Posters in schools, colleges and high footfall areas such as Barnsley Interchange have been placed which highlight the facts about vaping and e-cigarettes, helping parents, carers and young people understand the risks, according to a council report.

Anna Hartley, executive director for public health and communities, added: “Anything unnatural that lungs are exposed to is a concern but the rise in youngsters vaping is an issue we want to take action on.

“In Barnsley we’re committed to making sure everyone in our communities can get the support they need to live happier, healthier, longer lives.

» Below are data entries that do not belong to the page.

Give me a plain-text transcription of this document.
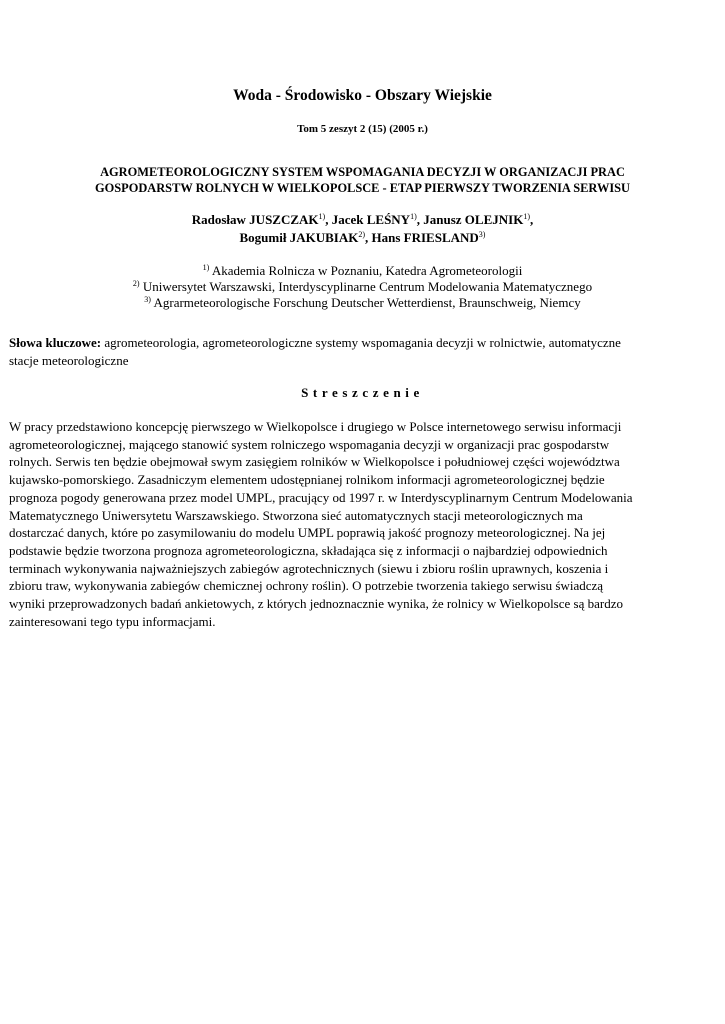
Woda - Środowisko - Obszary Wiejskie
Tom 5 zeszyt 2 (15) (2005 r.)
AGROMETEOROLOGICZNY SYSTEM WSPOMAGANIA DECYZJI W ORGANIZACJI PRAC
GOSPODARSTW ROLNYCH W WIELKOPOLSCE - ETAP PIERWSZY TWORZENIA SERWISU
Radosław JUSZCZAK$^{1)}$, Jacek LEŚNY$^{1)}$, Janusz OLEJNIK$^{1)}$,
Bogumił JAKUBIAK$^{2)}$, Hans FRIESLAND$^{3)}$
$^{1)}$ Akademia Rolnicza w Poznaniu, Katedra Agrometeorologii
$^{2)}$ Uniwersytet Warszawski, Interdyscyplinarne Centrum Modelowania Matematycznego
$^{3)}$ Agrarmeteorologische Forschung Deutscher Wetterdienst, Braunschweig, Niemcy
Słowa kluczowe: agrometeorologia, agrometeorologiczne systemy wspomagania decyzji w rolnictwie, automatyczne
stacje meteorologiczne
Streszczenie
W pracy przedstawiono koncepcję pierwszego w Wielkopolsce i drugiego w Polsce internetowego serwisu informacji
agrometeorologicznej, mającego stanowić system rolniczego wspomagania decyzji w organizacji prac gospodarstw
rolnych. Serwis ten będzie obejmował swym zasięgiem rolników w Wielkopolsce i południowej części województwa
kujawsko-pomorskiego. Zasadniczym elementem udostępnianej rolnikom informacji agrometeorologicznej będzie
prognoza pogody generowana przez model UMPL, pracujący od 1997 r. w Interdyscyplinarnym Centrum Modelowania
Matematycznego Uniwersytetu Warszawskiego. Stworzona sieć automatycznych stacji meteorologicznych ma
dostarczać danych, które po zasymilowaniu do modelu UMPL poprawią jakość prognozy meteorologicznej. Na jej
podstawie będzie tworzona prognoza agrometeorologiczna, składająca się z informacji o najbardziej odpowiednich
terminach wykonywania najważniejszych zabiegów agrotechnicznych (siewu i zbioru roślin uprawnych, koszenia i
zbioru traw, wykonywania zabiegów chemicznej ochrony roślin). O potrzebie tworzenia takiego serwisu świadczą
wyniki przeprowadzonych badań ankietowych, z których jednoznacznie wynika, że rolnicy w Wielkopolsce są bardzo
zainteresowani tego typu informacjami.
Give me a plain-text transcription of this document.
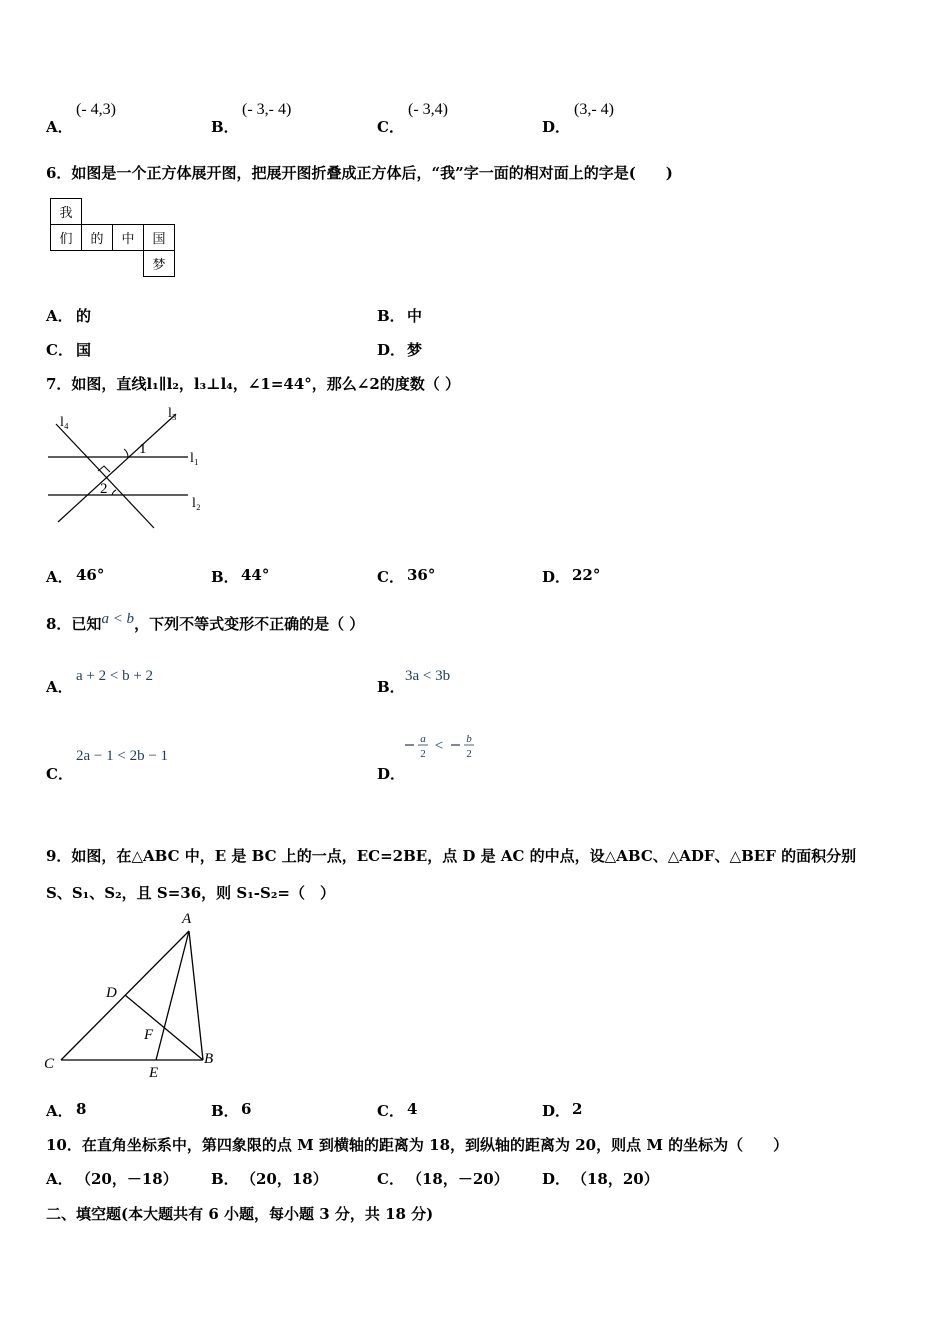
A．
(- 4,3)
B．
(- 3,- 4)
C．
(- 3,4)
D．
(3,- 4)
6．如图是一个正方体展开图，把展开图折叠成正方体后，“我”字一面的相对面上的字是(　　)
我			
们	的	中	国
			梦
A． 的	B． 中
C． 国	D． 梦
7．如图，直线l₁∥l₂，l₃⊥l₄，∠1=44°，那么∠2的度数（ ）
l₄
l₃
l₁
l₂
1
2
A． 46°	B． 44°	C． 36°	D． 22°
8．已知a < b，下列不等式变形不正确的是（ ）
A．
a + 2 < b + 2
B．
3a < 3b
C．
2a − 1 < 2b − 1
D．
a
2 < b
2
9．如图，在△ABC 中，E 是 BC 上的一点，EC=2BE，点 D 是 AC 的中点，设△ABC、△ADF、△BEF 的面积分别
S、S₁、S₂，且 S=36，则 S₁-S₂=（　）
A
B
C
D
E
F
A． 8	B． 6	C． 4	D． 2
10．在直角坐标系中，第四象限的点 M 到横轴的距离为 18，到纵轴的距离为 20，则点 M 的坐标为（　　）
A． （20，－18） B． （20，18）	C． （18，－20） D． （18，20）
二、填空题(本大题共有 6 小题，每小题 3 分，共 18 分)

“It has been great to share what our teams and partners are doing to support our communities and make smoking and vaping invisible.

“We have an unwavering commitment to safeguarding public health and fostering informed decision-making.

“It serves a valuable reminder of how by working together, we’re creating the change we want to see locally and nationally.”

Ministers said that while vaping can play a ‘useful role’ in helping adult smokers to quit, non-smokers and children have been warned against picking up the habit due to long-term health impacts being unknown.

Health and Social Care Secretary, Victoria Atkins, said: “Too many people know someone whose life has been tragically cut short or irreversibly changed because of smoking, which despite significant progress remains the UK’s biggest preventable killer.

“The truth is that there is no safe level of tobacco consumption.

“It is uniquely harmful and that is why we are taking this important action today to protect the next generation.

“This bill will save lives, ease the strain on our NHS and improve productivity.”